Sisters in the resistance? Aren Folee or Sacha Swiftbird fit the bill, as did Sheel Mafeen. That made logical sense. It made so much sense, he leaned forward to check the coordinates he’d set, expecting the navigational array would tell him he’d be on a heading back to Toprawa.
His hand was hovering over the nav panel when a third possibility occurred to him: that by “sisters” was meant other Force-users. He could think of only one such group that could be considered “sisters” of the Jedi and the Gray Paladins: the Witches of Dathomir.
He shook himself. That was a ridiculous thought. Dathomir was not a safe place for Jedi. Especially male Jedi. Though there were exceptions, most of the Dathomiri clans were extremely matrilineal and matriarchal.
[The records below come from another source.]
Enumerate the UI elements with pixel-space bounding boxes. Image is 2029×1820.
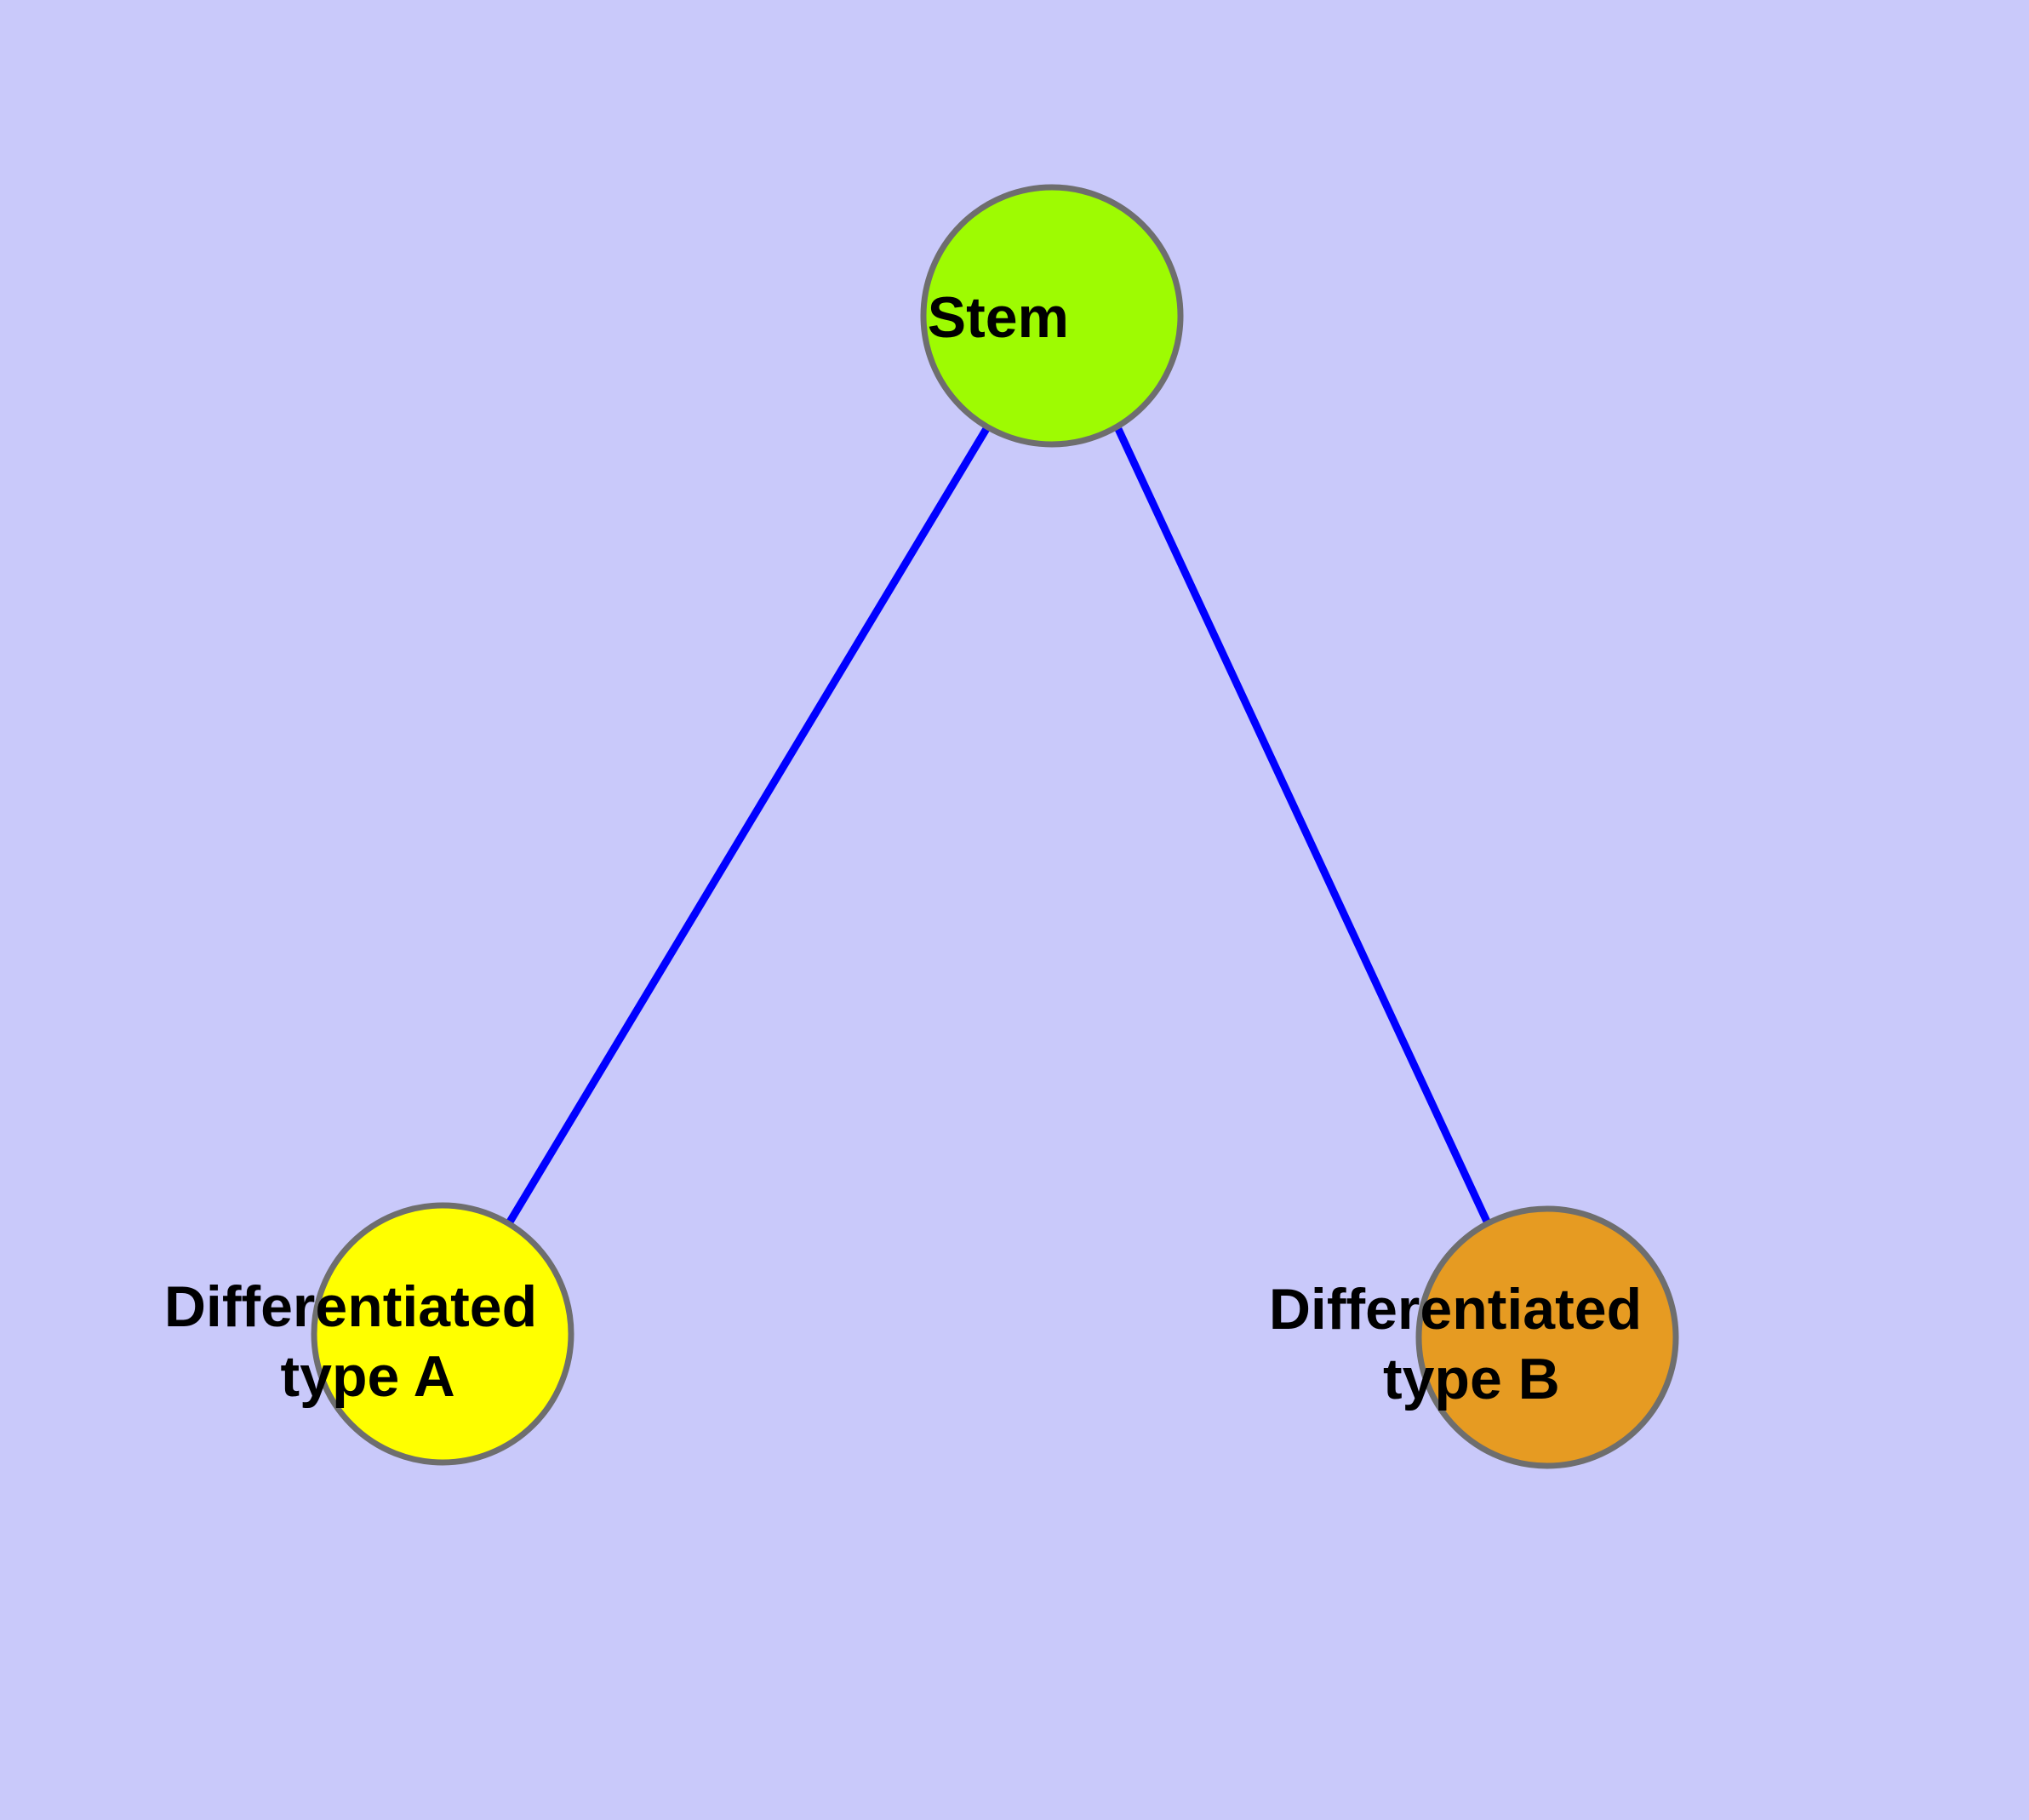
node-label-differentiated-type-a-line-1: Differentiated	[164, 1274, 537, 1339]
node-differentiated-type-a[interactable]	[311, 1202, 574, 1466]
node-label-differentiated-type-b-line-1: Differentiated	[1269, 1277, 1642, 1342]
node-labels-group: Stem Differentiated type A Differentiate…	[164, 285, 1786, 1411]
node-label-differentiated-type-b: Differentiated type B	[1269, 1277, 1786, 1411]
node-label-differentiated-type-a: Differentiated type A	[164, 1274, 682, 1409]
node-label-stem: Stem	[928, 285, 1182, 350]
edge-stem-to-differentiated-type-b[interactable]	[1114, 427, 1492, 1225]
nodes-group	[311, 184, 1679, 1469]
node-label-differentiated-type-a-line-2: type A	[280, 1344, 454, 1409]
node-differentiated-type-b[interactable]	[1415, 1205, 1679, 1469]
edge-stem-to-differentiated-type-a[interactable]	[506, 425, 991, 1226]
node-stem[interactable]	[920, 184, 1184, 448]
node-label-differentiated-type-b-line-2: type B	[1383, 1347, 1560, 1411]
edges-group	[506, 425, 1492, 1226]
node-label-stem-line-1: Stem	[928, 285, 1069, 350]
In many, if not most, men had been reduced to virtual slavery. And though the Witches were strong in the Force, they were understandably hostile to outsiders.
Still, they were allied with the light side of the Force, and their mantra—handed down from their alleged ancestress, the banished Jedi Knight Allya—was “Never concede to evil.”
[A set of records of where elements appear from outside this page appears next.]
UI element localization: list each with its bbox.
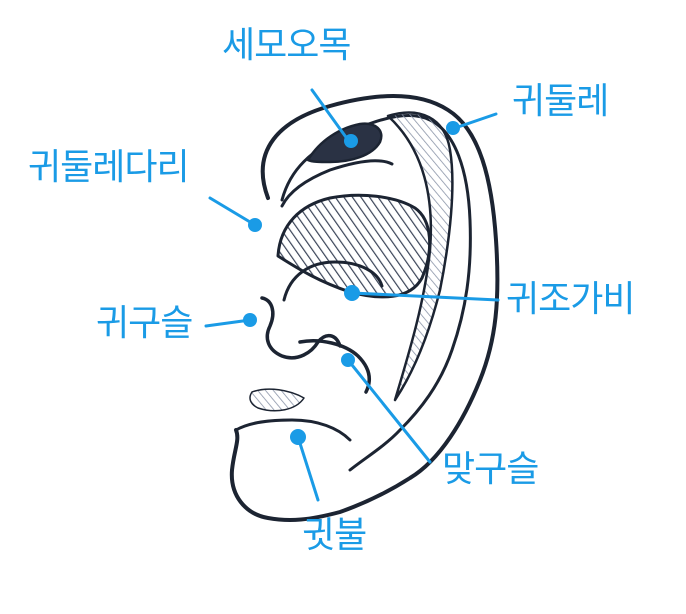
intertragic-shading [249, 388, 305, 412]
concha-cavity [276, 193, 432, 299]
leader-lobule [296, 435, 320, 502]
label-lobule: 귓불 [302, 515, 367, 556]
concha-inner [282, 260, 384, 302]
helix-outline [229, 94, 500, 522]
leader-concha [350, 291, 500, 302]
label-helix: 귀둘레 [512, 81, 609, 122]
label-crus-of-helix: 귀둘레다리 [28, 147, 190, 188]
leader-scapha [310, 88, 350, 142]
label-concha: 귀조가비 [506, 279, 635, 320]
dot-scapha [344, 134, 358, 148]
leader-helix [453, 112, 498, 130]
dot-crus [248, 218, 262, 232]
dot-antitragus [341, 353, 355, 367]
leader-crus [208, 196, 257, 227]
tragus-outline [260, 296, 342, 360]
dot-lobule [290, 429, 306, 445]
scapha-shading [386, 111, 454, 402]
ear-drawing [229, 94, 500, 522]
marker-dots [243, 121, 460, 445]
leader-lines [204, 88, 500, 502]
antitragus-outline [298, 339, 372, 394]
dot-tragus [243, 313, 257, 327]
lobule-outline [234, 418, 352, 442]
dot-helix [446, 121, 460, 135]
label-scapha: 세모오목 [222, 25, 351, 66]
label-antitragus: 맞구슬 [442, 449, 539, 490]
leader-antitragus [346, 358, 432, 464]
dot-concha [344, 285, 360, 301]
leader-tragus [204, 318, 252, 328]
antihelix-crus [280, 159, 394, 208]
label-tragus: 귀구슬 [96, 303, 193, 344]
Jax’s sense of irony was still operant enough to permit a wry shake of his head at a species that didn’t include the concept of slavery in its definition of evil.
There had been two unabashedly evil orders among them, though. These were the Nightsisters and Nightbrothers—many of them human–Zabrak hybrids, and all outcasts from existing tribes. In the years leading up to the Clone Wars, they had allied themselves with the Sith, but not before they had used the serendipitous discovery of the interstellar portal called the Infinity Gate in an effort to destroy Coruscant, which was then the seat of the Republic.
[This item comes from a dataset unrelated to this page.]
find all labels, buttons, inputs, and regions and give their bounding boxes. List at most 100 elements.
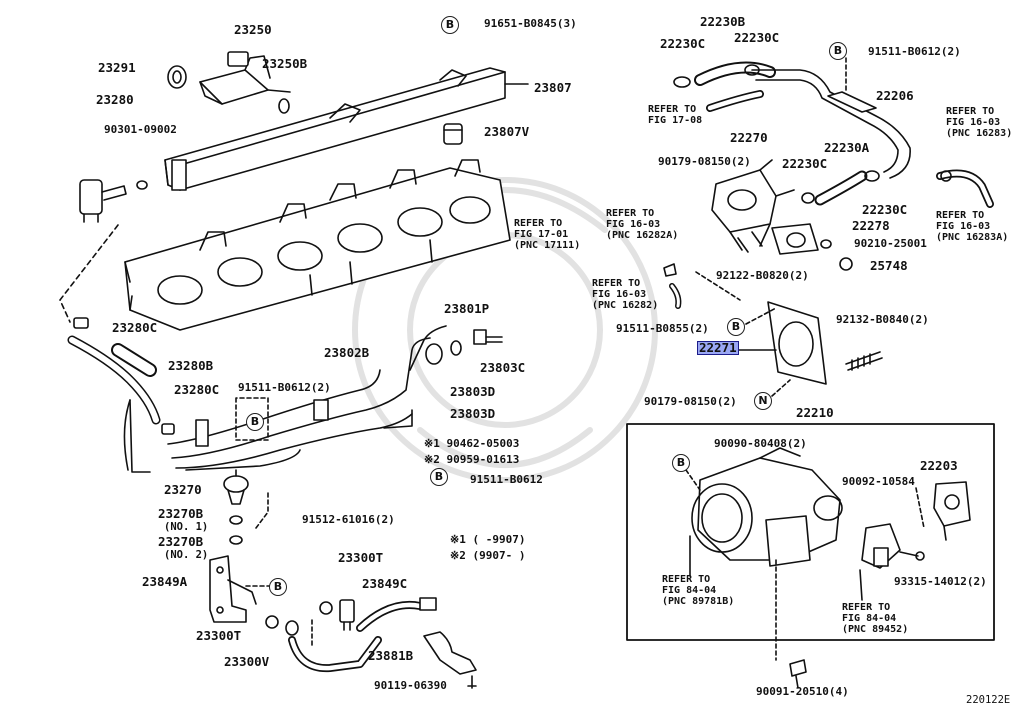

The Jedi had brought them down and destroyed the Star Temple that contained the Gate on Dathomir. Since that time—thirteen years earlier—Dathomir had been all but quarantined. Not fair to the majority of clans, but they were hardly friendly to begin with, and they had neither strategic position nor natural resources that the Empire might envy, nor technology that it might fear.
Jax closed his fingers. The Witches were strong in the Force; that they chanted spells to employ it hardly mattered. They were Force-users—but Force-users who lived and worked beyond the more regimented existence of the Jedi Order, even as Laranth and the Gray Paladins had.
Sisters, indeed. What knowledge might they possess that another fringe dweller might find of use?
Jax made the decision emotionally before his reason capitulated. He dropped out of hyperspace at the edge of Bothan space and put his hands to the navigational controls again, this time to set a course for Dathomir. He was both exhilarated and chilled when he realized that was the course he had already laid in.